Jumlah Perokok di Jepang Menurun, Ada Andil Produk Tembakau yang Dipanaskan
2 min readJakarta – Jepang sukses menurunkan jumlah perokok dengan mendorong perokok dewasa untuk beralih ke produk tembakau yang dipanaskan (heated tobacco products). Ahli Biomedik dari Universitas Brawijaya, Masdiana Chendrakasih Padaga, menyatakan kesuksesan tersebut terjadi karena adanya informasi yang akurat dan regulasi khusus, yang berdasarkan kajian ilmiah, bagi produk tembakau yang dipanaskan.
“Kebijakan Pemerintah Jepang dalam menurunkan jumlah perokok melalui penerapan konsep pengurangan risiko, dengan penggunaan produk tembakau yang dipanaskan, merupakan tindakan responsif yang tepat. Hal ini terbukti efektif dalam mengurangi dampak buruk dari rokok terhadap kesehatan,” jelas Masdiana, yang turut menghadiri kongres ke-6 Asian College of Neuropsychopharmacology di Fukoka, Jepang.
Berdasarkan hasil survei Kementerian Kesehatan Jepang pada 2016 lalu, jumlah perokok turun di bawah 20 persen untuk pertama kalinya. Hanya 19,8 persen orang dewasa yang dilaporkan merokok setiap harinya atau turun 1,8 persen dari tahun 2013. Selain itu, tingkat perokok pria dan wanita juga turun. Untuk pria, terdapat penurunan sebesar 2,6 persen menjadi 31,1 persen. Sedangkan pada wanita, turun 1,2 persen menjadi 9,5 persen.

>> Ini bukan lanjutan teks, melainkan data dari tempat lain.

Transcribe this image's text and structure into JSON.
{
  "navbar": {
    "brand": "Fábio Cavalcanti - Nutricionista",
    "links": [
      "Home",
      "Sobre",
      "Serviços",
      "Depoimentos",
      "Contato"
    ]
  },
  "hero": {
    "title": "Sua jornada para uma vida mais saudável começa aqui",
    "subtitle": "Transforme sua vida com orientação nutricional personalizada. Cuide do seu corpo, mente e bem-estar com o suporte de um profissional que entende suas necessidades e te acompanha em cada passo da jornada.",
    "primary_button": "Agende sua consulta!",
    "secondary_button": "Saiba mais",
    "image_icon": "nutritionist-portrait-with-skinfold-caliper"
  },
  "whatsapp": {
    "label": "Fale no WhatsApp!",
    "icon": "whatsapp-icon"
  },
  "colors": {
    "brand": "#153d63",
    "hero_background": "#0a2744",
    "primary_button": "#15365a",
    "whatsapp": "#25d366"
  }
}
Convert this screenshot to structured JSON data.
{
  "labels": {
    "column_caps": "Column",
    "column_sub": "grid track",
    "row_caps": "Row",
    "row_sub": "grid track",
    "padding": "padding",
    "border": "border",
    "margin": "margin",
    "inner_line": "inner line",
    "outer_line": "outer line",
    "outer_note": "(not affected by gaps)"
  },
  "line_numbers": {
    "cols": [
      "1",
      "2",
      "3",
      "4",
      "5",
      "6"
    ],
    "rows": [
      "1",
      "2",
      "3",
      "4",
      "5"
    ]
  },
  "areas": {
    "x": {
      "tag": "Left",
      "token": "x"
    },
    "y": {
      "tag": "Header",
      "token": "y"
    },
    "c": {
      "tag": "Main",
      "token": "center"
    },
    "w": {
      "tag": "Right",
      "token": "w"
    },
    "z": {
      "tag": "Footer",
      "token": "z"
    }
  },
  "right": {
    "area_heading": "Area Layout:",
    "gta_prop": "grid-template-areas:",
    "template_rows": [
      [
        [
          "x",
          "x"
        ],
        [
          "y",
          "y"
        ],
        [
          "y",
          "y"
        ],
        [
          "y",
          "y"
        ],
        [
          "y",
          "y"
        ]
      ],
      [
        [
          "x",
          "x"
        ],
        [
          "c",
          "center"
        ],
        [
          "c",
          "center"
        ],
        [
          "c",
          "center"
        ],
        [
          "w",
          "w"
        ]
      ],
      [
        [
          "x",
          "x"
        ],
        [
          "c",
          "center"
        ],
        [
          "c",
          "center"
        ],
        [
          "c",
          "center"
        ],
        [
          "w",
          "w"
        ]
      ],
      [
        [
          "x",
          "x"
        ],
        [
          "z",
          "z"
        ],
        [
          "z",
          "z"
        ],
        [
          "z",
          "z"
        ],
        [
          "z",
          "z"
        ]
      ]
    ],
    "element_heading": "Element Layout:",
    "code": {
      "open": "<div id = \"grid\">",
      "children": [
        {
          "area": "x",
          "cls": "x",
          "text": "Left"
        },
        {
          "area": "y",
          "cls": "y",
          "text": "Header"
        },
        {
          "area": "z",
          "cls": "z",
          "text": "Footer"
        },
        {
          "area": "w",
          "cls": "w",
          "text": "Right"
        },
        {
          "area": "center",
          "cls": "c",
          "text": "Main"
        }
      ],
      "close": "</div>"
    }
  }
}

Masdiana menambahkan penurunan jumlah perokok itu terjadi karena hadir dan berkembangnya produk tembakau yang dipanaskan. Berdasarkan data Public Health England dalam laporannya yang berjudul ‘Evidence review of e-cigarettes and heated tobacco products 2018’ menyimpulkan bahwa produk tembakau yang dipanaskan cenderung mengekspos pengguna dan orang-orang disekitarnya dengan zat kimia berbahaya yang lebih rendah dibandingkan dengan asap rokok. Hal itu dikarenakan produk tersebut tidak membakar tembakau, melainkan memanaskan tembakau pada suhu maksimal 350 derajat celcius, sehingga tidak menghasilkan asap dan TAR.
“Pemanasan dilakukan dengan menggunakan sistem pemanas elektronik, sehingga tidak terjadi pembakaran tembakau,” jelas Masdiana.
Selain berbeda dari rokok, Masdiana melanjutkan, produk tembakau yang dipanaskan juga tidak sama dengan rokok elektrik. Pada rokok elektrik, terdapat berbagai macam cairan di dalamnya, seperti nikotin, baik yang berasal dari tembakau atau sumber lainnya, gliserin, propilen glikol, perasa, dan lainnya. Cairan tersebut dipanaskan sehingga menghasilkan uap.
Dengan bahan dan variasi perangkat khususnya yang sangat beragam, menurut Masdiana, rokok elektrik menjadi sangat rentan untuk disalahgunakan. Salah satu contohnya adalah kasus kesehatan yang marak terjadi di Amerika Serikat.
Selain dukungan regulasi, Masdiana menekankan, perokok dewasa harus diberikan edukasi yang menyeluruh mengenai produk tembakau alternatif, khususnya produk tembakau yang dipanaskan, melalui informasi akurat yang berdasarkan fakta serta kajian ilmiah. Ia juga menyarankan pemerintah untuk melakukan kajian berdasarkan aspek politik, ekonomi, sosial, teknologi, dan lingkungan terhadap produk tembakau yang dipanaskan. Kajian tersebut seharusnya melandasi kebijakan pemerintah dalam membuat regulasi bagi produk tembakau alternatif. Hal ini tentunya juga harus didukung dan disinergikan oleh semua pemangku pentingan agar masalah rokok di Indonesia dapat ditangani secara lebih serius.
“Tidak mudah untuk melakukan perubahan dari perokok menjadi berhenti merokok, harus dilakukan secara bertahap dan dibarengi dengan upaya edukasi kepada mereka,” ujarnya.